City Council Holds Hearing on Illegal Short-Term Rentals
On Jan. 20, the City Council’s Housing and Buildings Committee held a hearing to discuss various matters related to short-term apartment rentals, especially those listed through Airbnb, the pioneering home rental service. New York has emerged as Airbnb’s largest market. The company says it has 25,000 active hosts in the city and is waging a perception campaign against the idea that its service is exacerbating the housing shortage in New York. The company argues that that the money guests bring in bolsters local businesses and helps New Yorkers pay their rents, while opponents point to the illegality of Airbnb’s business in creating illegal, unsafe hotels.
It’s currently illegal in New York to rent out apartments in buildings with three or more units for under 30 days, according to a law passed by the state legislature in 2010. Scrutiny of this industry has increased since the state’s attorney general, Eric T. Schneiderman, released a report in October that said 72 percent of Airbnb listings for entire units from January 2010 through June 2014 ran afoul of this and other codes.
In a letter sent to the City Council preceding the hearing, Airbnb laid out a plan to change that law. “The law should be carefully amended to make it possible for regular people to occasionally share only the home in which they live, while not providing loopholes for illegal hotels to operate,” the company wrote. If the city legalized short-term rentals, Airbnb said, New York stands to gain $65 million in hotel and tourist taxes, which the company would collect on behalf of its hosts.
Airbnb Actions to Root Out Illegal Listings
At the hearing, the council did not take kindly to this proposal. In some of the most poignant exchanges, Council members Helen Rosenthal and Jumaane Williams, the committee’s chairman, interrogated David Hantman, the global head of public policy for Airbnb, about what actions the company takes to find and eliminate illegal listings on its site.
Aside from requiring New York hosts to pledge that they’re not breaking the law or violating their lease agreements, Airbnb doesn’t actively look for illegal listings. Instead, Hantman said, the site is focused on eliminating listings that are not of a good “quality.”
“We’ve removed thousands of listings in New York, for instance, because they were not providing that kind of experience and they should not have been on our site,” Hantman said. “We’re constantly doing that kind of review.

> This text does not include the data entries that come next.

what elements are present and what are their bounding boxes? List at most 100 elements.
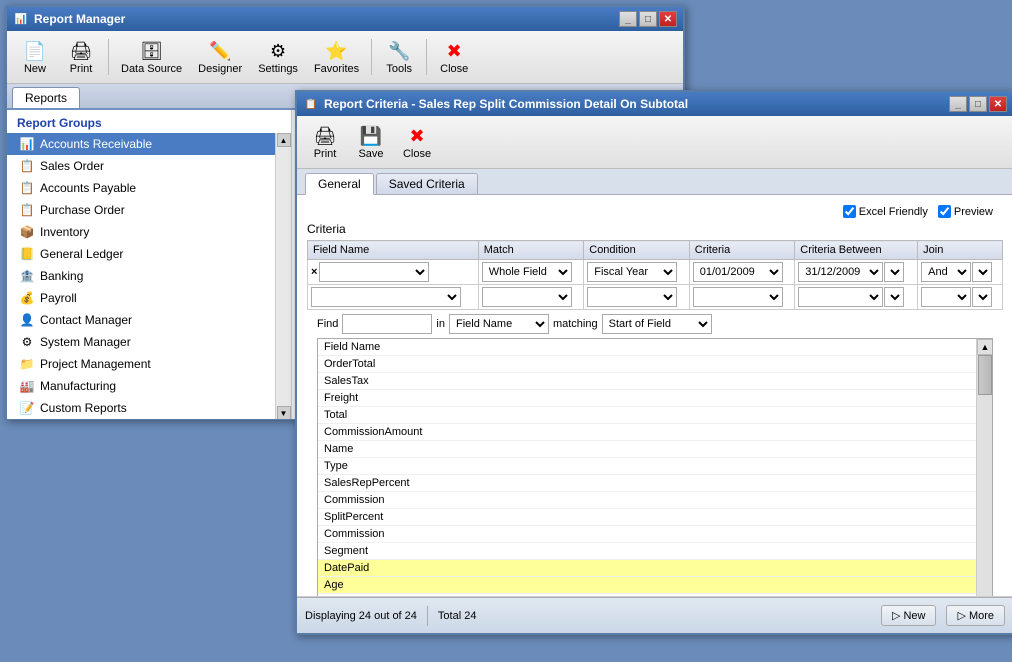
list-item[interactable]: CommissionAmount [318,424,976,441]
sidebar-item-sales-order[interactable]: 📋 Sales Order [7,155,275,177]
criteria-print-icon: 🖨 [311,124,339,148]
manager-close-btn[interactable]: ✕ [659,11,677,27]
favorites-icon: ⭐ [323,39,351,63]
sidebar-item-project-management[interactable]: 📁 Project Management [7,353,275,375]
tab-saved-criteria[interactable]: Saved Criteria [376,173,478,194]
print-icon: 🖨 [67,39,95,63]
sidebar-scroll-down[interactable]: ▼ [277,406,291,419]
criteria-between-2[interactable] [798,287,883,307]
datasource-icon: 🗄 [138,39,166,63]
field-scroll-thumb[interactable] [978,355,992,395]
manager-tools-btn[interactable]: 🔧 Tools [377,35,421,79]
list-item[interactable]: SalesRepPercent [318,475,976,492]
general-ledger-icon: 📒 [19,246,35,262]
manager-maximize-btn[interactable]: □ [639,11,657,27]
sidebar-item-custom-reports[interactable]: 📝 Custom Reports [7,397,275,419]
criteria-between-select[interactable]: 31/12/2009 [798,262,883,282]
status-more-btn[interactable]: ▷ More [946,605,1005,626]
find-input[interactable] [342,314,432,334]
field-name-select-2[interactable] [311,287,461,307]
list-item[interactable]: SplitPercent [318,509,976,526]
settings-label: Settings [258,63,298,75]
list-item[interactable]: Type [318,458,976,475]
tools-label: Tools [386,63,412,75]
join-extra[interactable] [972,262,992,282]
join-select[interactable]: And [921,262,971,282]
match-select[interactable]: Whole Field [482,262,572,282]
manager-settings-btn[interactable]: ⚙ Settings [251,35,305,79]
preview-option[interactable]: Preview [938,205,993,218]
payroll-icon: 💰 [19,290,35,306]
manager-new-btn[interactable]: 📄 New [13,35,57,79]
list-item-datepaid[interactable]: DatePaid [318,560,976,577]
join-select-2[interactable] [921,287,971,307]
manager-favorites-btn[interactable]: ⭐ Favorites [307,35,366,79]
sidebar-item-manufacturing[interactable]: 🏭 Manufacturing [7,375,275,397]
criteria-print-btn[interactable]: 🖨 Print [303,120,347,164]
preview-checkbox[interactable] [938,205,951,218]
sidebar-item-banking[interactable]: 🏦 Banking [7,265,275,287]
inventory-label: Inventory [40,225,89,239]
field-name-select[interactable] [319,262,429,282]
sidebar-item-accounts-payable[interactable]: 📋 Accounts Payable [7,177,275,199]
criteria-value-select[interactable]: 01/01/2009 [693,262,783,282]
banking-label: Banking [40,269,83,283]
list-item[interactable]: Field Name [318,339,976,356]
list-item[interactable]: Commission [318,526,976,543]
criteria-between-extra-2[interactable] [884,287,904,307]
sidebar-item-general-ledger[interactable]: 📒 General Ledger [7,243,275,265]
criteria-save-btn[interactable]: 💾 Save [349,120,393,164]
criteria-value-2[interactable] [693,287,783,307]
manager-toolbar: 📄 New 🖨 Print 🗄 Data Source ✏️ Designer … [7,31,683,84]
criteria-print-label: Print [314,148,337,160]
manager-designer-btn[interactable]: ✏️ Designer [191,35,249,79]
manager-minimize-btn[interactable]: _ [619,11,637,27]
excel-friendly-checkbox[interactable] [843,205,856,218]
criteria-close-btn[interactable]: ✕ [989,96,1007,112]
accounts-payable-label: Accounts Payable [40,181,136,195]
manager-close-toolbar-btn[interactable]: ✖ Close [432,35,476,79]
manufacturing-label: Manufacturing [40,379,116,393]
join-extra-2[interactable] [972,287,992,307]
list-item[interactable]: Commission [318,492,976,509]
banking-icon: 🏦 [19,268,35,284]
condition-select[interactable]: Fiscal Year [587,262,677,282]
manager-print-btn[interactable]: 🖨 Print [59,35,103,79]
sales-order-icon: 📋 [19,158,35,174]
manager-datasource-btn[interactable]: 🗄 Data Source [114,35,189,79]
field-scroll-up[interactable]: ▲ [977,339,993,355]
tab-reports[interactable]: Reports [12,87,80,108]
report-groups-title: Report Groups [7,110,291,133]
criteria-title-icon: 📋 [303,96,319,112]
list-item[interactable]: SalesTax [318,373,976,390]
list-item[interactable]: Freight [318,390,976,407]
sidebar-item-inventory[interactable]: 📦 Inventory [7,221,275,243]
find-matching-select[interactable]: Start of Field [602,314,712,334]
criteria-row-1: × Whole Field Fiscal Year [308,260,1003,285]
sidebar-scroll-up[interactable]: ▲ [277,133,291,147]
sidebar-item-system-manager[interactable]: ⚙ System Manager [7,331,275,353]
match-select-2[interactable] [482,287,572,307]
list-item-paid[interactable]: Paid [318,594,976,596]
sidebar-item-payroll[interactable]: 💰 Payroll [7,287,275,309]
favorites-label: Favorites [314,63,359,75]
list-item-age[interactable]: Age [318,577,976,594]
criteria-maximize-btn[interactable]: □ [969,96,987,112]
list-item[interactable]: Segment [318,543,976,560]
list-item[interactable]: Total [318,407,976,424]
sidebar-item-contact-manager[interactable]: 👤 Contact Manager [7,309,275,331]
find-in-select[interactable]: Field Name [449,314,549,334]
sidebar-item-purchase-order[interactable]: 📋 Purchase Order [7,199,275,221]
list-item[interactable]: Name [318,441,976,458]
tab-general[interactable]: General [305,173,374,195]
list-item[interactable]: OrderTotal [318,356,976,373]
criteria-close-toolbar-btn[interactable]: ✖ Close [395,120,439,164]
criteria-between-extra[interactable] [884,262,904,282]
designer-icon: ✏️ [206,39,234,63]
condition-select-2[interactable] [587,287,677,307]
criteria-minimize-btn[interactable]: _ [949,96,967,112]
status-new-btn[interactable]: ▷ New [881,605,936,626]
sidebar-item-accounts-receivable[interactable]: 📊 Accounts Receivable [7,133,275,155]
excel-friendly-option[interactable]: Excel Friendly [843,205,928,218]
field-list-scrollbar: ▲ ▼ [976,339,992,596]
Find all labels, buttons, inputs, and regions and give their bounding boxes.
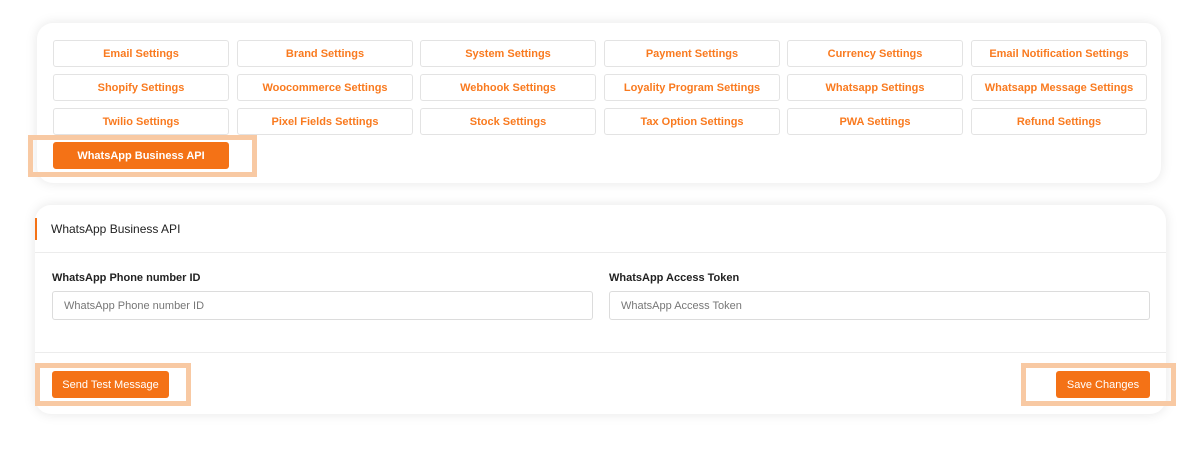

But we focus as a company and a platform on the kind of quality experience where people are providing to their fellow community members.” However, pressed by Williams, Hantman admitted not doing any research to determine what listings are illegal.
Current Enforcement of Short-Term Rental Laws
The City Council also took issue with how the de Blasio administration has enforced the short-term rental laws, accusing the special enforcement unit, part of the Mayor’s Office of Criminal Justice, of being “reactive” rather than “proactive.” Airbnb currently falls under the jurisdiction of the Mayor’s Office of Special Enforcement (OSE), a joint task force formed in 2007 to tamp down on the rise of illegal hotels. That was before the rise of Airbnb, and it didn’t seem credible to members of the City Council that OSE’s staff of 10 investigators were capable of coping with the explosion in short-term rentals.
The task force chiefly responds to 311 complaints. It received 1,150 illegal-hotel complaints last year, a 62 percent increase from 2013. Though the office has taken to using software to cross-reference complaints, it hasn’t gone so far as to look at platforms like Airbnb, said Elizabeth Glazer, the director of the criminal justice office, who oversees the office.
In addition to inspections conducted by the OSE, the FDNY has about 300 field inspectors in its fire inspection bureau that can look into potential code violations, FDNY Chief of Fire Prevention Thomas Jensen said. These comments followed a sworn affidavit recently submitted by Chief Jensen stating that residents and visitors of buildings with illegal hotel rentals face a greater risk of injury or death because Airbnb and other illegal hotel users are unfamiliar with building layouts and evacuation plans, making it more difficult to exit in the event of a fire emergency. According to Jensen, unlike legitimate hotels, where there are standard regulations for smoke detectors with alarms to automatically notify FDNY and where there are evacuation plans with a secondary egress in case of fire, Airbnb and other illegal hotel rentals units don’t meet the same fire safety standards.
Chief Jensen also noted that by law, hotels are required to provide portable fire extinguishers, automatic sprinkler systems, photo-luminescent exit path markings for exits and stairwells in high-rise buildings, manual and/or automatic fire alarm systems on all floors with smoke detection capability, and a fire safety and evacuation plan. Residential buildings—converted into illegal hotel rentals—don’t have to provide for these safety protections, Jensen added.
Numerous Council members suggested a larger staff would allow for inspectors to actually seek out illegal listings rather than respond to complaints. Glazer and Jenson both said such an approach would have to be prescribed by the mayor’s office directly. The chief also said he felt restricted by existing law.
The Attorney General’s investigation into Airbnb is ongoing, and the City Council is likely to have more hearings on this topic. Airbnb, meanwhile, is lobbying for a bill that would amend the 2010 law and make its listings legal.